In accurately modeling complex disease pathways and validating models with large datasets, researchers face significant hurdles in data acquisition and processing. Despite biotechnology advancements enabling vast data collection, the variability in data quality, consistency, and completeness challenges extracting pertinent information and integrating this intricate data effectively. Machine learning (ML) has become pivotal in discerning patterns within large datasets, enhancing model accuracy and predictive capacity [116]. Specifically, ML excels at identifying correlations between drugs and their physiological impacts. In PK research, it facilitates extracting insights from experimental data, such as predicting metabolic pathways and excretion rates from drug concentration–time curves, crucial for optimizing dosages [205]. It also predicts AUC fold changes using FDA drug label information for precise quantitative DDI analysis.

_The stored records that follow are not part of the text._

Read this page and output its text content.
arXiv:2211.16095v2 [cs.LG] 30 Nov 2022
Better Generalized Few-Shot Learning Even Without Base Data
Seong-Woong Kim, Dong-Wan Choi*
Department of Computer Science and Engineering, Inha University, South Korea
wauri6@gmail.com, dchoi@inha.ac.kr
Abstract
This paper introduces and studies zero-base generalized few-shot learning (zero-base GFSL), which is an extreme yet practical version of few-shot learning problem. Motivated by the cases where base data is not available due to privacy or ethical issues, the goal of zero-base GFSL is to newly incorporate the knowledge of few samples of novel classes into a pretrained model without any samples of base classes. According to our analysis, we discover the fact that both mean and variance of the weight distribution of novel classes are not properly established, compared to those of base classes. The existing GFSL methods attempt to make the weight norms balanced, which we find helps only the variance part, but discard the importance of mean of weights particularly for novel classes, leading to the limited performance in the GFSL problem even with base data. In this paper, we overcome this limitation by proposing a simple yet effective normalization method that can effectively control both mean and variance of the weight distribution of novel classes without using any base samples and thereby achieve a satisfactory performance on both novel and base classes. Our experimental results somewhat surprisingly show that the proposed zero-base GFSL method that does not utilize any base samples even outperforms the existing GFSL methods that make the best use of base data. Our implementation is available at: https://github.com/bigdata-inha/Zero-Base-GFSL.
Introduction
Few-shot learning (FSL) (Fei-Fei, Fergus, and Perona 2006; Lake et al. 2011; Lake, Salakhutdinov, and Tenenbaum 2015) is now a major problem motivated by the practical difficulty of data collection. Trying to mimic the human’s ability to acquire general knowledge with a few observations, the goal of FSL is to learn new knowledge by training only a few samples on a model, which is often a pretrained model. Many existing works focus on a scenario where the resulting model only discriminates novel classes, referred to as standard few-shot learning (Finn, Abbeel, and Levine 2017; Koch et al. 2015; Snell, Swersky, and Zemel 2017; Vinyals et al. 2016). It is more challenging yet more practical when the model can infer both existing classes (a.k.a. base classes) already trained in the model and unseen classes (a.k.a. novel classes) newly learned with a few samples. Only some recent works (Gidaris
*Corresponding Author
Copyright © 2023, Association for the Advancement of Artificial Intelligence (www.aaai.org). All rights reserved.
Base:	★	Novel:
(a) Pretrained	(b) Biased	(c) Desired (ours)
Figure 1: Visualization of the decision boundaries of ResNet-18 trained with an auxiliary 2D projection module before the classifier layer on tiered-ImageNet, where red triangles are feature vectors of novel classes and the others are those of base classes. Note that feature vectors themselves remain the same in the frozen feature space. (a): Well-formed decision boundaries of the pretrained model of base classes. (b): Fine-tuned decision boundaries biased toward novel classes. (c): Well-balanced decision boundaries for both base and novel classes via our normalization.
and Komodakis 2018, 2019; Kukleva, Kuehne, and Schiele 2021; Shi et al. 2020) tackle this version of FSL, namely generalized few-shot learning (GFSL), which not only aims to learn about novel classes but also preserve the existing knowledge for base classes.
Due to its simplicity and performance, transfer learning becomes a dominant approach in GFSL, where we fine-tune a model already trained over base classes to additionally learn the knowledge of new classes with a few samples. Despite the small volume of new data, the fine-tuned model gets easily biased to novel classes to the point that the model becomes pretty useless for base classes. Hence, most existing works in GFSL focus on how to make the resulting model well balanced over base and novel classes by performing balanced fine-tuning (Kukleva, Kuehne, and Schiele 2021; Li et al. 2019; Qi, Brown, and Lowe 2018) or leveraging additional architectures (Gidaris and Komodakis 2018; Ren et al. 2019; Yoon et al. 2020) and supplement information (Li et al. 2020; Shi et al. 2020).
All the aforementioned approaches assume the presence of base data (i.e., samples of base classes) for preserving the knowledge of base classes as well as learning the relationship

Moreover, ML improves drug distribution pattern predictions, aiding in targeted delivery, and broadly predicts DDIs, focusing on P450 enzyme interactions [206, 207]. In PD research, ML is essential for analyzing bioinformatics and genomics data to predict and identify new drug targets, validating their effectiveness by examining target-disease associations [208, 209]. ML identifies complex relationships between PK and PD parameters, guiding model construction [210, 211]. Leveraging big data in PK and PD research not only identifies new targets but also assesses DDI impacts on diverse individuals, broadening research horizons.

6 Conclusion

This article reviews the research models and latest advancements in DDIs based on PK and PD. It highlights how classical basic models and static mechanism models serve as foundational approaches for assessing the potential risks of DDIs from a PK perspective. PBPK models, noted for their dynamic and information-rich capabilities, are increasingly advocated for predicting DDIs more accurately. The PD mathematical model is utilized to evaluate DDIs by comparing the efficacy of single and polypharmacy, aiding in determining whether polypharmacy or specific dosage strategies enhance clinical value. Mechanism-based PK/PD modeling advances this by offering a multiscale, translational research approach that elucidates dose–exposure–response relationships of drugs. QSP models represent a powerful platform for understanding and predicting DDIs by integrating complex biological systems networks. This review underscores the importance of continuously optimizing and integrating experimental resources and computational tools to enhance the accuracy of DDI predictions. In summary, the article serves as a comprehensive reference for updating DDI models and clinical practices, covering various modeling approaches and their applications. The primary objective is to integrate individualized PK and PD characteristics of DDIs, driven and updated by these models, into the regulation and development of clinical medication strategies.